Physician and NPP shared visit requirements include the following requirements:
- The physician and NPP must have the same employer.
- The visit must be an E/M service only.
- Both E/M services must occur on the same calendar day.
- The physician and NPP should personally document in the medical record his or her portion of the E/M visit.
- Documentation must support the combined service level billed and medical necessity.
- The physician must have face-to-face time with the patient.
- The visit is usually for inpatient care only.
One exception for inpatient care only is if a patient is seen in the office and the decision to admit the patient on the same day is made, then the documentation for the hospital admission E/M service can be combined with the documentation for the office E/M service. The combined work for the two providers can be counted toward the admission documentation, which may result in a higher level code billed, in some instances.
Report First Assisting in Surgery Services
CMS reimburses PA-Cs, NPs, and some clinical nurse specialists (CNS) for first assisting in surgery at 13.6 percent of the primary surgeon fee for the procedure(s), which is 85 percent of the physician first assist rate of 16 percent. Bill for these services using the CPT® or the HCPCS Level II code for the procedure, appended with modifier AS Physician assistant, nurse practitioner, or clinical nurse specialist services for assistant-at-surgery.

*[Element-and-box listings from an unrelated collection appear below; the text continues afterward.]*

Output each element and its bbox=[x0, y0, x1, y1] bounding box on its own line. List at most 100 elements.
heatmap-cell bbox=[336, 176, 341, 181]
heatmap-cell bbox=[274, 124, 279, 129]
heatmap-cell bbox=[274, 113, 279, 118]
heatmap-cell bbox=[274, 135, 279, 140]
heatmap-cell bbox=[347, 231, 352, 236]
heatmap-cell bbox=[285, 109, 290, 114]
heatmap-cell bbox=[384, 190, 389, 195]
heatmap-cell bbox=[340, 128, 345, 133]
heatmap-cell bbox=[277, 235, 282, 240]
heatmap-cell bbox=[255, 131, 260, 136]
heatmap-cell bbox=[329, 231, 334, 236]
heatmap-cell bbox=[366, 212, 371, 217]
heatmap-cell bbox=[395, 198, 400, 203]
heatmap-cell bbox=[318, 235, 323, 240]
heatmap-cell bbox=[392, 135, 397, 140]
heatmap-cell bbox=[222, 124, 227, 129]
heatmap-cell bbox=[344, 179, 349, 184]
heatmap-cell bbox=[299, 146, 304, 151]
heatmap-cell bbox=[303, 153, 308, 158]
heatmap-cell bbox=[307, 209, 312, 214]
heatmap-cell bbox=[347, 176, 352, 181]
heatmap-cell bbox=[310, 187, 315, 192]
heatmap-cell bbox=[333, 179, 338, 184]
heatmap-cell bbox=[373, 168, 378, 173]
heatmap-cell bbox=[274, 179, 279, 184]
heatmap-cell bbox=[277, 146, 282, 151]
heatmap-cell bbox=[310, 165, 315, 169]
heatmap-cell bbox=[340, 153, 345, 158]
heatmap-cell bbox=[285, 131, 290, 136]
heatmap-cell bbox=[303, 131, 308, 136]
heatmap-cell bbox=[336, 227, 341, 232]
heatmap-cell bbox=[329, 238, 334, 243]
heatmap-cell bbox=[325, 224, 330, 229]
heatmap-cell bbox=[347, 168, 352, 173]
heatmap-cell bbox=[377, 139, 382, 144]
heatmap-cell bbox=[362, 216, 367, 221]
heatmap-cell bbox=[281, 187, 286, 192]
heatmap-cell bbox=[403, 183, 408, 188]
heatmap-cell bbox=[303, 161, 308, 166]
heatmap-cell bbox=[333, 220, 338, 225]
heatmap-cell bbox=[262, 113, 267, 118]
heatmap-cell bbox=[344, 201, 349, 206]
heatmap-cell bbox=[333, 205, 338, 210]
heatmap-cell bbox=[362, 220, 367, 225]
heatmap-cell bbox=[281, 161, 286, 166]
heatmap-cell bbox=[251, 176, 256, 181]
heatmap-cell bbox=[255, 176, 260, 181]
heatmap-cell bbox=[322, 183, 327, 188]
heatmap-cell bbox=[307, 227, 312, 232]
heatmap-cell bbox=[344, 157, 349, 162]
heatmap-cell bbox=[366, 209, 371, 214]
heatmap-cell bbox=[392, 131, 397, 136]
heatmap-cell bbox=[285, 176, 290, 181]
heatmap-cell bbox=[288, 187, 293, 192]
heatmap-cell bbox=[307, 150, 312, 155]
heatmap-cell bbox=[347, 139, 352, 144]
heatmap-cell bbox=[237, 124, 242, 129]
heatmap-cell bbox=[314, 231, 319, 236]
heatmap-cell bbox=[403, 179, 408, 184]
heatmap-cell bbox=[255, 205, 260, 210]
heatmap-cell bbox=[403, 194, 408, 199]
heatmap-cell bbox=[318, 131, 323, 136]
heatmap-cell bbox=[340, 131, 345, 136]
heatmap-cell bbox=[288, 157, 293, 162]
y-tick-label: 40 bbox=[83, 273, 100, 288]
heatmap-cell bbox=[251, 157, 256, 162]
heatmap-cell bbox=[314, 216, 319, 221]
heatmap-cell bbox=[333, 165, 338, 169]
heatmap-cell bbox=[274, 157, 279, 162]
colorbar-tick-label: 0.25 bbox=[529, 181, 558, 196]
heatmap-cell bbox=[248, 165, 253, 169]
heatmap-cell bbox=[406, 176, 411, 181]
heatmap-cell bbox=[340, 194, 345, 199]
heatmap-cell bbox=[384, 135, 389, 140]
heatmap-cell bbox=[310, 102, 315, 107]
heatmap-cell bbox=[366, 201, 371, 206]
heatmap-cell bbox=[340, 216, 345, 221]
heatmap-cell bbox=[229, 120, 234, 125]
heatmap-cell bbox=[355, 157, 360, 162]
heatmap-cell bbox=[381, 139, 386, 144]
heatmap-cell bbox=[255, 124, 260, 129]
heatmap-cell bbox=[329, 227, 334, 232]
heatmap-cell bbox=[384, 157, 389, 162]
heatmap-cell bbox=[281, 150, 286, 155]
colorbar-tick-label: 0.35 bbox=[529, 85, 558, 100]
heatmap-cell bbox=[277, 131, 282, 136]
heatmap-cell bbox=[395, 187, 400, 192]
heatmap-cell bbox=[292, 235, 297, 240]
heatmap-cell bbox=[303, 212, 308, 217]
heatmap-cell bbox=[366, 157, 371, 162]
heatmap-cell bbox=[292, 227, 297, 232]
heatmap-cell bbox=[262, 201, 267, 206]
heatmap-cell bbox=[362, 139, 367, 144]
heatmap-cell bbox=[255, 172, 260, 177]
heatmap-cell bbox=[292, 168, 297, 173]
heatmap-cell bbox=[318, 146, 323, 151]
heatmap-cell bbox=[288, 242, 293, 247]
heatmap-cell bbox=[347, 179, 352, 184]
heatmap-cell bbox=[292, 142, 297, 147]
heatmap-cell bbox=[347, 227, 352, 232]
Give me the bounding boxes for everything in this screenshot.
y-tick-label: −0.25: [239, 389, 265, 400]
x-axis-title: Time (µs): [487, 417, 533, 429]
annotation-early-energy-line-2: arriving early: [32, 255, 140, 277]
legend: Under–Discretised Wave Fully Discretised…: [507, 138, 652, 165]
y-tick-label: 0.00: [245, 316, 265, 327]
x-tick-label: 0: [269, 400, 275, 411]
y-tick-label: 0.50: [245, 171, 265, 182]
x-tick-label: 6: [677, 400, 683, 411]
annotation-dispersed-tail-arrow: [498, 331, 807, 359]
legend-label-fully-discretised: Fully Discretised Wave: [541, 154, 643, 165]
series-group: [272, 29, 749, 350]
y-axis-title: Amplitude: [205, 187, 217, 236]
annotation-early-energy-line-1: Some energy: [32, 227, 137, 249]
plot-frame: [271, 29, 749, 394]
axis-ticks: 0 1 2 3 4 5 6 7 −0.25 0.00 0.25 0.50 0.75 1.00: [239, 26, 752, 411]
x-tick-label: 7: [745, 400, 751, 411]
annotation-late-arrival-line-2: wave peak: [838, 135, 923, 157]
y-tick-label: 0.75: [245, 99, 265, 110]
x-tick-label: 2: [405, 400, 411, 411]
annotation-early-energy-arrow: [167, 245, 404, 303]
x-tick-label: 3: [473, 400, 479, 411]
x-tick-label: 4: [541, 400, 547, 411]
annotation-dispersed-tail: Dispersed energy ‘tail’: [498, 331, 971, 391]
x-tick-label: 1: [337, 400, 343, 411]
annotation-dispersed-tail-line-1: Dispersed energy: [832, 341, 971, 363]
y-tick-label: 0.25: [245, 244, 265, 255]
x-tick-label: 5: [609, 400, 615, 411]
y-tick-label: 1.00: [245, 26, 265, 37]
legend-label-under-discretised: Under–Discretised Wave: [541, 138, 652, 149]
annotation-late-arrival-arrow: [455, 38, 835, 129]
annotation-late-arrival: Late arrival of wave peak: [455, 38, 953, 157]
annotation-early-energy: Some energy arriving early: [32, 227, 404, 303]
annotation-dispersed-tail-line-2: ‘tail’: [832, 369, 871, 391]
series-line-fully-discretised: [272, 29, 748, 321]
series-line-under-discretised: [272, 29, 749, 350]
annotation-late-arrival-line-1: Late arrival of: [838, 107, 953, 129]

If the procedure does not warrant an assistant surgeon under CMS guidelines, the NPP claim with modifier AS services will be denied. Since most payers follow CMS guidelines, check that first assisting in surgery is covered prior to providing the service(s). Many organizations certifying NPPs provide up-dated lists of first assisting in surgery procedures on their Web sites, such as the American Academy of Physician Assistants (AAPA) www.aapa.org. CMS also published a General Surgery Billing Guide in May for download at www.medicarenhic.com/providers/pubs/surgeryguide.pdf.
The basic guidelines of section 4107 of the Omnibus Budget Reconciliation Act of 1990 (OBRA 90) state that Medicare nationally does not reimburse an assistant surgeon for procedures using an assistant less than five percent of the time. These claims cannot be appealed if denied and the patient cannot be balance-billed for surgical assist—even if the patient signed an Advance Beneficiary Notice (ABN). You should still bill for the service using modifier AS and modifier GZ Item or service not reasonable and necessary to let Medicare know the surgery did require an assistant and you know it will not be covered. If you do not report that an assistant was needed, it will not be noted and the five percent threshold will never be crossed for that particular procedure.
Stay Within Guidelines and Know Your Options
NPPs nationally certified with their practicing state’s NPP license can provide services similar to physician’s services within the scope of state guidelines. Part B’s service range can be billed in a variety of ways, depending on provision circumstances and surroundings. Although there are often reductions in reimbursement for services directly billed under the NPP’s NPI, there are advantages to NPP NPI billing and alternatives where billing under their supervising physician’s NPI is acceptable. Practices need to weigh the pros and cons of each carefully and follow the guidelines set by the payer.